On 6/10/21 2:50 PM, Peter Zijlstra wrote:
On Thu, Jun 03, 2021 at 05:24:13PM -0400, Waiman Long wrote:
Cpuset v1 uses the sched_load_balance control file to determine if load balancing should be enabled. Cpuset v2 gets rid of sched_load_balance as its use may require disabling load balancing at cgroup root.
For workloads that require very low latency like DPDK, the latency jitters caused by periodic load balancing may exceed the desired latency limit.
When cpuset v2 is in use, the only way to avoid this latency cost is to use the "isolcpus=" kernel boot option to isolate a set of CPUs. After the kernel boot, however, there is no way to add or remove CPUs from this isolated set. For workloads that are more dynamic in nature, that means users have to provision enough CPUs for the worst case situation resulting in excess idle CPUs.

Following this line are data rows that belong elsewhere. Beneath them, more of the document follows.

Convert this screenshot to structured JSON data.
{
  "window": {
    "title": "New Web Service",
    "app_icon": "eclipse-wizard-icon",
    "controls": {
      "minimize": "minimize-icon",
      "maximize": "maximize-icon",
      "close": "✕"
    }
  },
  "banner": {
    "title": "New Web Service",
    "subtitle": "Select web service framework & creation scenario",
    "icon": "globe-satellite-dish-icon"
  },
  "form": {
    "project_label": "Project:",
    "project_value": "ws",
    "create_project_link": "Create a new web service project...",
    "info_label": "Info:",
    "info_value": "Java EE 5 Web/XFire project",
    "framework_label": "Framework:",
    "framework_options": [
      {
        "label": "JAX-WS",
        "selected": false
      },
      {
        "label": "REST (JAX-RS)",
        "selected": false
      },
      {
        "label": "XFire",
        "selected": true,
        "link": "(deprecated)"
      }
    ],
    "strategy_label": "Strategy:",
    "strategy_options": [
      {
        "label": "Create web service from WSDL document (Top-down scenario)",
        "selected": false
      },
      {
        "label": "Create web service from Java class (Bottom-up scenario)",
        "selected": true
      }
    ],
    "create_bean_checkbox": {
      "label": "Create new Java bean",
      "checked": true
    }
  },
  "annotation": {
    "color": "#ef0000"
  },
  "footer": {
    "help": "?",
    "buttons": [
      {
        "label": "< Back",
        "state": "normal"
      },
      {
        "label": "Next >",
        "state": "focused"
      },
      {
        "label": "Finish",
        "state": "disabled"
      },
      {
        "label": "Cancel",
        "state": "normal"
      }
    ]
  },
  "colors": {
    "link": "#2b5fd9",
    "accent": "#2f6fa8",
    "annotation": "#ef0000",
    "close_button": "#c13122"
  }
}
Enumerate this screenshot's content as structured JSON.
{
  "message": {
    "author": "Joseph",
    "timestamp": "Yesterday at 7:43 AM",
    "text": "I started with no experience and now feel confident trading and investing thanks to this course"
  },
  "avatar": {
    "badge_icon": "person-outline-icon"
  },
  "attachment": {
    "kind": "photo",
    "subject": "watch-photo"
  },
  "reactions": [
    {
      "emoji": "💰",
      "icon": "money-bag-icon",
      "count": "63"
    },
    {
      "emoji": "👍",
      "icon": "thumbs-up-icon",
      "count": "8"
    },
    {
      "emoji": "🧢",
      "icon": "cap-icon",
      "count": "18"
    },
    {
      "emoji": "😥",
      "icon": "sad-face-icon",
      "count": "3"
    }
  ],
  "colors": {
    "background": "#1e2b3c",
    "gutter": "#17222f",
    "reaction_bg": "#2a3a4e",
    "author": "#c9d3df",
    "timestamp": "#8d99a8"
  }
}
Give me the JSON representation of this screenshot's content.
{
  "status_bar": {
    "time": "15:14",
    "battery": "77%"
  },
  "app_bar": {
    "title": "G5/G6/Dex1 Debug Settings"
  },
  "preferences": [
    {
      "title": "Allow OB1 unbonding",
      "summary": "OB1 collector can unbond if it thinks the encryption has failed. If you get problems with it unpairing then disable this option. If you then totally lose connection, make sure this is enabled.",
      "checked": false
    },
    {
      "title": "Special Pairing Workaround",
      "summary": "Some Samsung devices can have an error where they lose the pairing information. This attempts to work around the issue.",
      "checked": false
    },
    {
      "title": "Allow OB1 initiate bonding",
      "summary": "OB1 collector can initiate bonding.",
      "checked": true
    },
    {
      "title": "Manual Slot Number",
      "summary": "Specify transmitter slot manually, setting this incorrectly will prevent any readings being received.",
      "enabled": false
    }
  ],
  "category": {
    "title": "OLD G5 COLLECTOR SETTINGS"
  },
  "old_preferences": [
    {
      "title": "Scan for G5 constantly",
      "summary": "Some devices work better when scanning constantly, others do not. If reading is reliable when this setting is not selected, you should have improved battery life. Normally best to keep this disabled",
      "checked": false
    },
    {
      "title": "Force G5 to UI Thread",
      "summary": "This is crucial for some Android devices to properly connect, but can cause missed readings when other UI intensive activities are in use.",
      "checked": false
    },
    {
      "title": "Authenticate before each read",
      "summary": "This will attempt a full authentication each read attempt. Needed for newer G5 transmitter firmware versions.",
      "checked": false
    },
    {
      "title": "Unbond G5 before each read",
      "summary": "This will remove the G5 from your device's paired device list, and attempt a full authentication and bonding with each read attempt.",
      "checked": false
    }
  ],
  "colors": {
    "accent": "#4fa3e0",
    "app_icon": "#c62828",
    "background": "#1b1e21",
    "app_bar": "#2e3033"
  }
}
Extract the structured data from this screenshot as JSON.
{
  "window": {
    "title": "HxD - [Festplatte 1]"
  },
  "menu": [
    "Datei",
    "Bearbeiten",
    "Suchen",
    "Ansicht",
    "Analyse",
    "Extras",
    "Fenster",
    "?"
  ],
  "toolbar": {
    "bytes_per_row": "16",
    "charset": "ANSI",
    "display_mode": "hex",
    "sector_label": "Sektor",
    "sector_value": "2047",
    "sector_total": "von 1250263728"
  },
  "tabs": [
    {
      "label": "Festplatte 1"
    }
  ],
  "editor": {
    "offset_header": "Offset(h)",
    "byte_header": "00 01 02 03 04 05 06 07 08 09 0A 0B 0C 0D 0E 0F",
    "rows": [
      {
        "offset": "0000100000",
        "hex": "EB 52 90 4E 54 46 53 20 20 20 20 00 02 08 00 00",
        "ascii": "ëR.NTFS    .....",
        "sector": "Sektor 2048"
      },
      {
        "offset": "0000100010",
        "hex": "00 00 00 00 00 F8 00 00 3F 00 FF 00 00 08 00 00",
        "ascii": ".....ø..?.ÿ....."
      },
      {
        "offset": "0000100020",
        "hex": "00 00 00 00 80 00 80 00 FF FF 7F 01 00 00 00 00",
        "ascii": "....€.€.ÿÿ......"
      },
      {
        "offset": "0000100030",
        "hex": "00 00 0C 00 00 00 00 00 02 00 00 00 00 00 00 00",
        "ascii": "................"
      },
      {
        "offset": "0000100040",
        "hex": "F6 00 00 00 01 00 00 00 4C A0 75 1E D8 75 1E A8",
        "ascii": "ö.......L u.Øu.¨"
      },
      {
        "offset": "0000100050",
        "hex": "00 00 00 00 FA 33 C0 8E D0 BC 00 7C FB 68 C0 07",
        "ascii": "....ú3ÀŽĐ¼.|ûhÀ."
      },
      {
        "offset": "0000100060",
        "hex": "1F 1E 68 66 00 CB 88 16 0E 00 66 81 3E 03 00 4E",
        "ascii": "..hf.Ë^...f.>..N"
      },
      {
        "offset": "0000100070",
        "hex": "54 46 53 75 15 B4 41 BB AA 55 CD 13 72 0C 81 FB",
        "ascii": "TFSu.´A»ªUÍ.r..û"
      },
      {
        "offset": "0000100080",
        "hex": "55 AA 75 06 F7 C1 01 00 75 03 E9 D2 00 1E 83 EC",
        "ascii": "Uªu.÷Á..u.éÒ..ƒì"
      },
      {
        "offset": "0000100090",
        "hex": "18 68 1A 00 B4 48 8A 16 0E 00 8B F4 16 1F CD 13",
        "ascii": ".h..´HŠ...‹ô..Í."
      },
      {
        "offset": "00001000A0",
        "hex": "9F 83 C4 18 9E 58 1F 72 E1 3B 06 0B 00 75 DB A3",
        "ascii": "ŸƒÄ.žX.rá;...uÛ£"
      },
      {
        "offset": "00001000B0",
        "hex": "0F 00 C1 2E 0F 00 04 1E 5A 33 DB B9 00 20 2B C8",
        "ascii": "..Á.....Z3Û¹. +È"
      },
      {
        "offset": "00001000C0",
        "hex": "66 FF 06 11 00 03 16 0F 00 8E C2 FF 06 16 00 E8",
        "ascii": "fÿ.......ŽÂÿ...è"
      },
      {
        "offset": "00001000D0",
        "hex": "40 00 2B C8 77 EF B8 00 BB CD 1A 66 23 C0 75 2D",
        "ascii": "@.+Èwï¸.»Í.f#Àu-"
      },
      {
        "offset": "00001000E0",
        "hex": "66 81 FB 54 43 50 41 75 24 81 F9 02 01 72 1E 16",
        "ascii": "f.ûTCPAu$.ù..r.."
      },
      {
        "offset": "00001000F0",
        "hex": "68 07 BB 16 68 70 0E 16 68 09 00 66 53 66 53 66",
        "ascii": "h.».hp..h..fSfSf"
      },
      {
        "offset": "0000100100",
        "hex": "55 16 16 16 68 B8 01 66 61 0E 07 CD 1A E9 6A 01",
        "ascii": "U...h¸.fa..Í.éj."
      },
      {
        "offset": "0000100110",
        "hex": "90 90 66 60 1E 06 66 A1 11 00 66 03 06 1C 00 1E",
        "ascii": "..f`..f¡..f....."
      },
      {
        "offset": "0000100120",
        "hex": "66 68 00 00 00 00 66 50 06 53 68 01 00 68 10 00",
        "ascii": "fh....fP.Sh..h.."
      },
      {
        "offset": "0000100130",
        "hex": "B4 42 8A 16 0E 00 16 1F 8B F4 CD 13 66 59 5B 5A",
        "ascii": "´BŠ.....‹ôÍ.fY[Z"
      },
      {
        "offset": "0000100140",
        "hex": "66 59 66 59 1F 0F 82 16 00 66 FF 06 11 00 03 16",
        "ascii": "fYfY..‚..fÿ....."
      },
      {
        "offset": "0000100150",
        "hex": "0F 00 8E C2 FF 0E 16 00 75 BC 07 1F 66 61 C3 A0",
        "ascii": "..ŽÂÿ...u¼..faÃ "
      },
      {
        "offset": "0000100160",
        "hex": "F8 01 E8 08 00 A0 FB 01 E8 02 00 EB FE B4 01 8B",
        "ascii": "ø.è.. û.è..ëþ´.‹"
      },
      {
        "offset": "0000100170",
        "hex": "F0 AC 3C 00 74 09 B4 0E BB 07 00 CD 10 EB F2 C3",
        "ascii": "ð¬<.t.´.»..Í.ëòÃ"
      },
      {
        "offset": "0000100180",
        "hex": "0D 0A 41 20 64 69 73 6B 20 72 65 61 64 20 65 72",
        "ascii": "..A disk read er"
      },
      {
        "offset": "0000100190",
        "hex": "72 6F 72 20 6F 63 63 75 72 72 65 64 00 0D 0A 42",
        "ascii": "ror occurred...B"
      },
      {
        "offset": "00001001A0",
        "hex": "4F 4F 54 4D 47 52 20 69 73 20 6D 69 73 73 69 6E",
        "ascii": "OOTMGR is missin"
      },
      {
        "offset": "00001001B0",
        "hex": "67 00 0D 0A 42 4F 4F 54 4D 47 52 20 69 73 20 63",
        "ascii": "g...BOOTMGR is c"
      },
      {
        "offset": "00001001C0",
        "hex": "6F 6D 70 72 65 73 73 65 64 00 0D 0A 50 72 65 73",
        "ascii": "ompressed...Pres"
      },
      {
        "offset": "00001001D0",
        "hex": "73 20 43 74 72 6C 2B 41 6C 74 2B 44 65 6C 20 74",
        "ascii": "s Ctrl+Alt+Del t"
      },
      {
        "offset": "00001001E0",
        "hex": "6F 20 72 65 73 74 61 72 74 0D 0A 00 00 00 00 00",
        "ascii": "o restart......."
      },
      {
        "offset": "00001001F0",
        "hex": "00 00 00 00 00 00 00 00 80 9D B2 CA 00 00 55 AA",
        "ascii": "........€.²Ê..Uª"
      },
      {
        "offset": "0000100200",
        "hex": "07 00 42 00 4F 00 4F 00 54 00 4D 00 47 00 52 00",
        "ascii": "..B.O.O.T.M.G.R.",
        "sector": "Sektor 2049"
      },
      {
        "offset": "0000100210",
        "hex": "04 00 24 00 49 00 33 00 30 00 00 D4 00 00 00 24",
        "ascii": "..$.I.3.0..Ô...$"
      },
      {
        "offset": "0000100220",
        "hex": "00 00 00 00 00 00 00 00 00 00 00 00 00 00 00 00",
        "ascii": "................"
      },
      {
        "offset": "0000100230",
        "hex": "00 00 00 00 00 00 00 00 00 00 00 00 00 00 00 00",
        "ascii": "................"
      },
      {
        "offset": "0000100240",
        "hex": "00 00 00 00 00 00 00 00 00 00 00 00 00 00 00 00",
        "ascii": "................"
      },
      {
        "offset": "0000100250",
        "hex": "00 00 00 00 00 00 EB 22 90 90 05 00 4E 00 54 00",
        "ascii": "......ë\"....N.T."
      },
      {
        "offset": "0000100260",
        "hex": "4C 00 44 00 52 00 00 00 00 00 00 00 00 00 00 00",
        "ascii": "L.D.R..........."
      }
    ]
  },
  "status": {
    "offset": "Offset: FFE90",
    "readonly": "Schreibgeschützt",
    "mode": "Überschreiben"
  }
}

To address this issue for cpuset v2, a new cpuset.cpus.partition type "root-nolb" is added which allows the creation of a cpuset partition with no load balancing. This will allow system administrators to dynamically adjust the size of the no load balancing partition to the current need of the workload without rebooting the system.
I'm confused, why do you need this? Just create a parition for each cpu.
From a management point of view, it is more cumbersome to do one cpu per partition. I have suggested this idea of 1 cpu per partition to the container developers, but they don't seem to like it.